Coping with Uncertainty
Although Mada Harpster, of Evergreen, Colorado, had preeclampsia in her first pregnancy, her second was problem-free. Today, Harpster and her husband are planning a third child—but the decision hasn't been easy. "I am still very nervous about getting preeclampsia again," says Harpster. "I do have a little less worry in that I know what symptoms to look for, and given my prior history, my obstetrician is also on the lookout."

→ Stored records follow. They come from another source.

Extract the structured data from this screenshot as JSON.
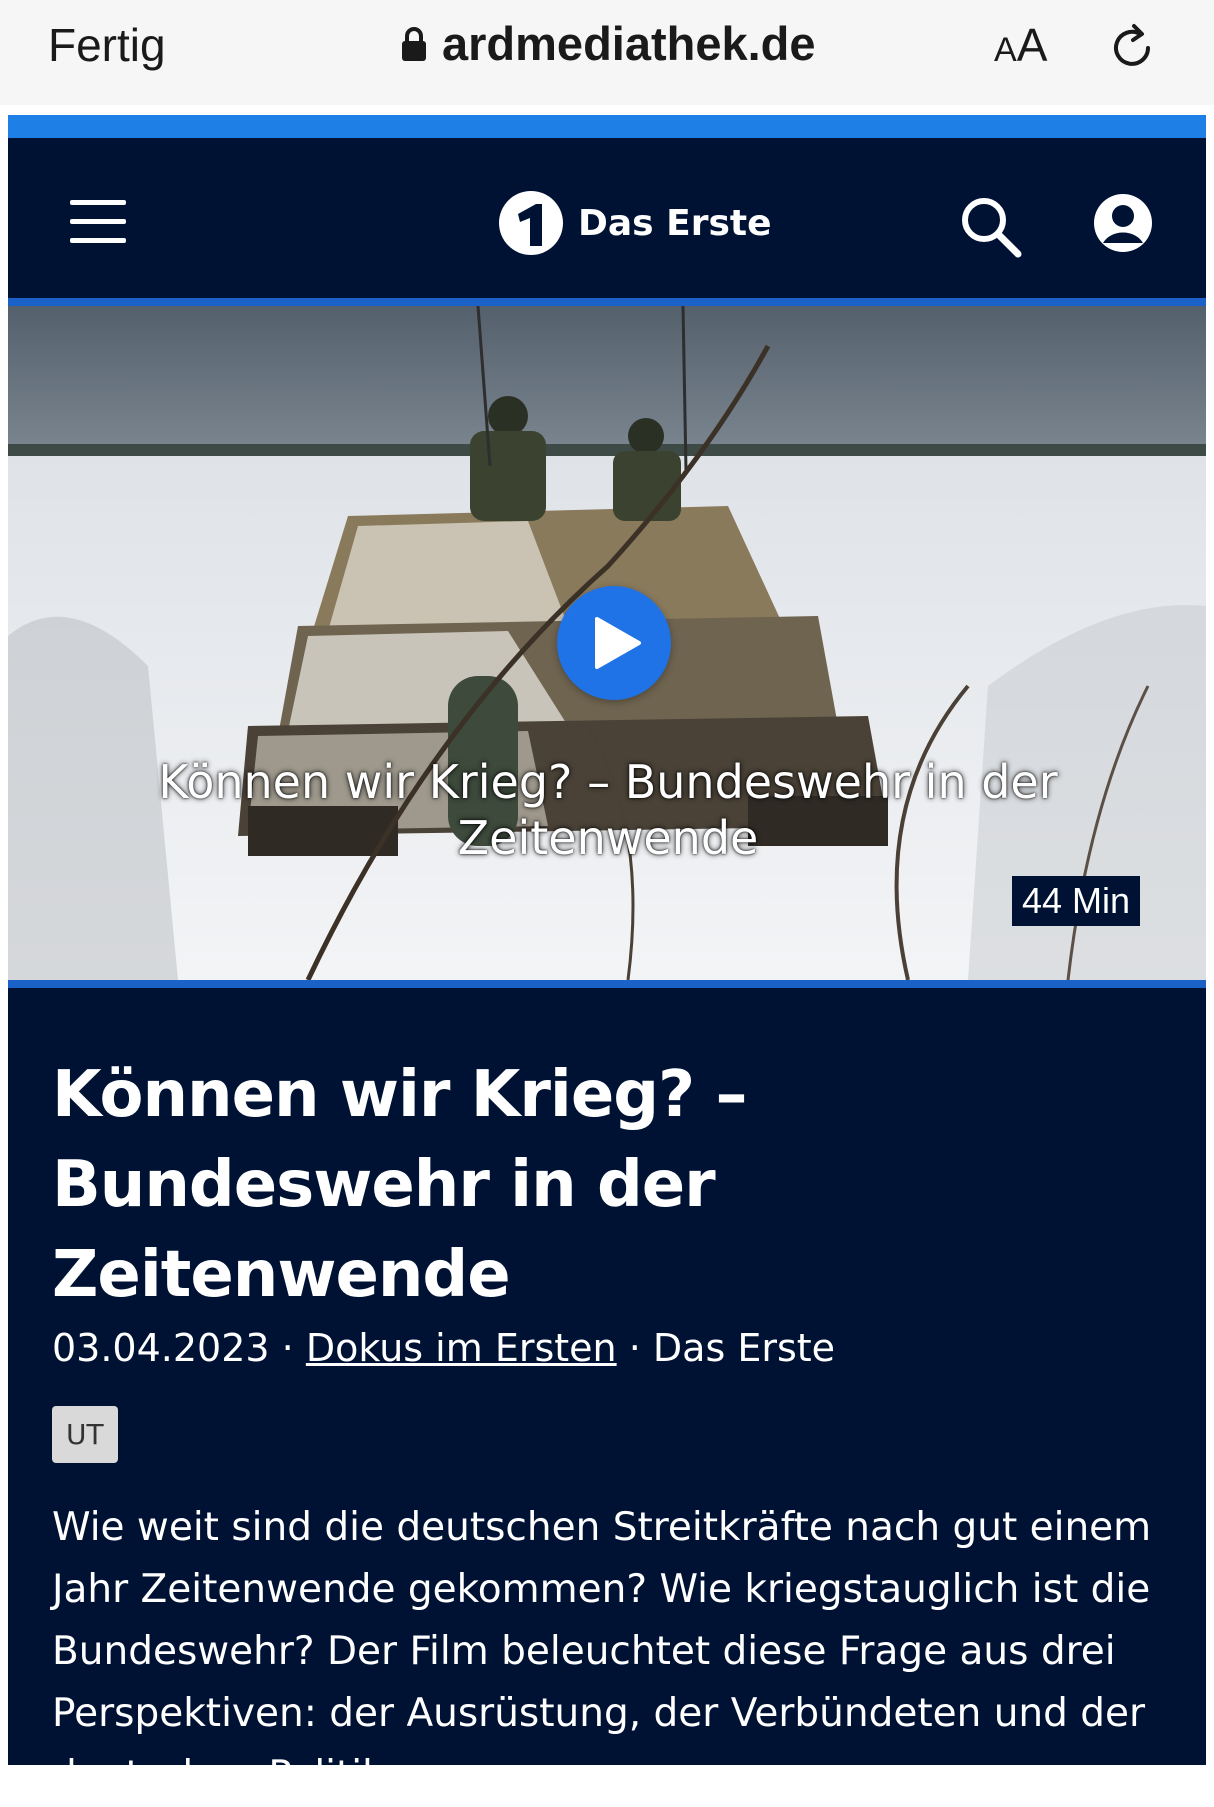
{
  "browser": {
    "done_label": "Fertig",
    "url": "ardmediathek.de",
    "text_size_small": "A",
    "text_size_big": "A"
  },
  "header": {
    "logo_number": "1",
    "logo_text": "Das Erste"
  },
  "player": {
    "overlay_title": "Können wir Krieg? – Bundeswehr in der Zeitenwende",
    "duration": "44 Min"
  },
  "details": {
    "title": "Können wir Krieg? – Bundeswehr in der Zeitenwende",
    "date": "03.04.2023",
    "separator": "·",
    "series_link": "Dokus im Ersten",
    "channel": "Das Erste",
    "badge": "UT",
    "description": "Wie weit sind die deutschen Streitkräfte nach gut einem Jahr Zeitenwende gekommen? Wie kriegstauglich ist die Bundeswehr? Der Film beleuchtet diese Frage aus drei Perspektiven: der Ausrüstung, der Verbündeten und der deutschen Politiker."
  },
  "colors": {
    "page_bg": "#001234",
    "accent_blue": "#1e80e6",
    "play_button": "#1f73e6",
    "browser_bar": "#f6f6f7"
  },
  "icons": [
    "lock-icon",
    "reload-icon",
    "menu-icon",
    "search-icon",
    "user-icon",
    "play-icon"
  ]
}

Being afraid is a very normal response to a difficult pregnancy, says Garrett. "Educating yourself, finding support, and proactively planning your pregnancy all help to alleviate the fear." Garrett notes that the Preeclampsia Foundation encourages women and their partners to consider counseling if they are coping with a loss or post-traumatic stress syndrome, as it's important to address these issues before starting a new pregnancy.
Your Doctor's Advice
What if you've been told not to try again—not by your best girlfriend or your mother-in-law, but by your physician? "I try to avoid counseling someone to get pregnant or not to get pregnant," says Dr. Repke. "What I try to do, as best I can, is give them an estimate of the risks that are involved, and then help them arrive at a decision that's right for their family. Because there are some people that are very risk averse—any risk is too great—and there are others that are willing to take sometimes significant risks in the hope that they'll achieve the outcome they want."
"Personally, I would get a second and third opinion from a high-risk specialist before believing a doctor's advice to 'not try again,'" says Garrett. "Sometimes this comment from doctors is more indicative of their own feelings of competence in handling your case, and sometimes it is entirely valid. To really know, get a few different opinions."